“Employers who are experiencing declining literacy and numeracy in their workplaces will not be surprised by the falling standards reflected in the latest preliminary NAPLAN test results,” Australian Industry Group Chief Executive, Innes Willox, said.
“One Ai Group member told me that only one in five young people they interviewed recently for apprenticeships passed their simple factory maths test. This is a fairly typical experience among employers who are frustrated at the literacy and numeracy standards among secondary school graduates seeking employment.
“A national effort is needed to lift numeracy and literacy levels or else Australia and Australians risk being left behind as our workplaces become more global and reliant on high quality STEM skills as well as the all-important softer skills such as communication, teamwork and robust analysis.
“Employer concerns about the preparedness of our school students for the workforce is further supported by well documented poor performance in international tests such as PISA and TIMSS.

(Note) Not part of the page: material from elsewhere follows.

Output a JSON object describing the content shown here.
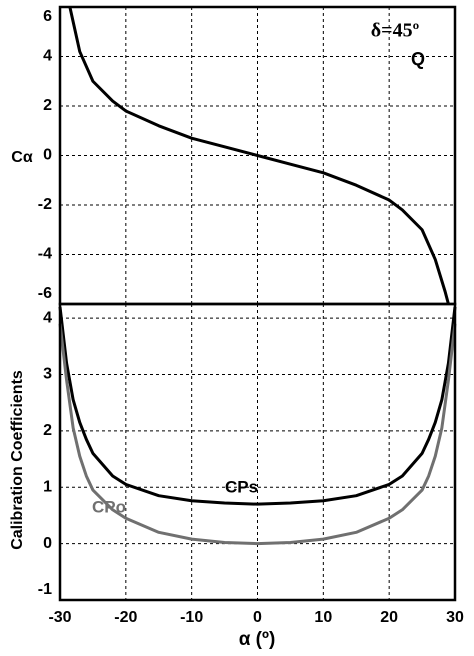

“2017’s results are particularly interesting as they represent 10 years of national testing. They show that the performance of students has only improved marginally over the past decade. There has been a 3.5 per cent increase in reading and a 2.5 per cent increase in numeracy over the decade. However, in relation to writing, introduced in testing in 2011, there has been a 2 per cent decline. There has been no significant difference in achievement in any domain (reading, writing, language conventions, numeracy) or year level (3,5,7 and 9) in the last year.
“While there has been some improvement in the results for Year 3, concerns remain about the results for Years 7 and 9 and these are the students approaching the end of schooling and entry into the job market,” Mr Willox said.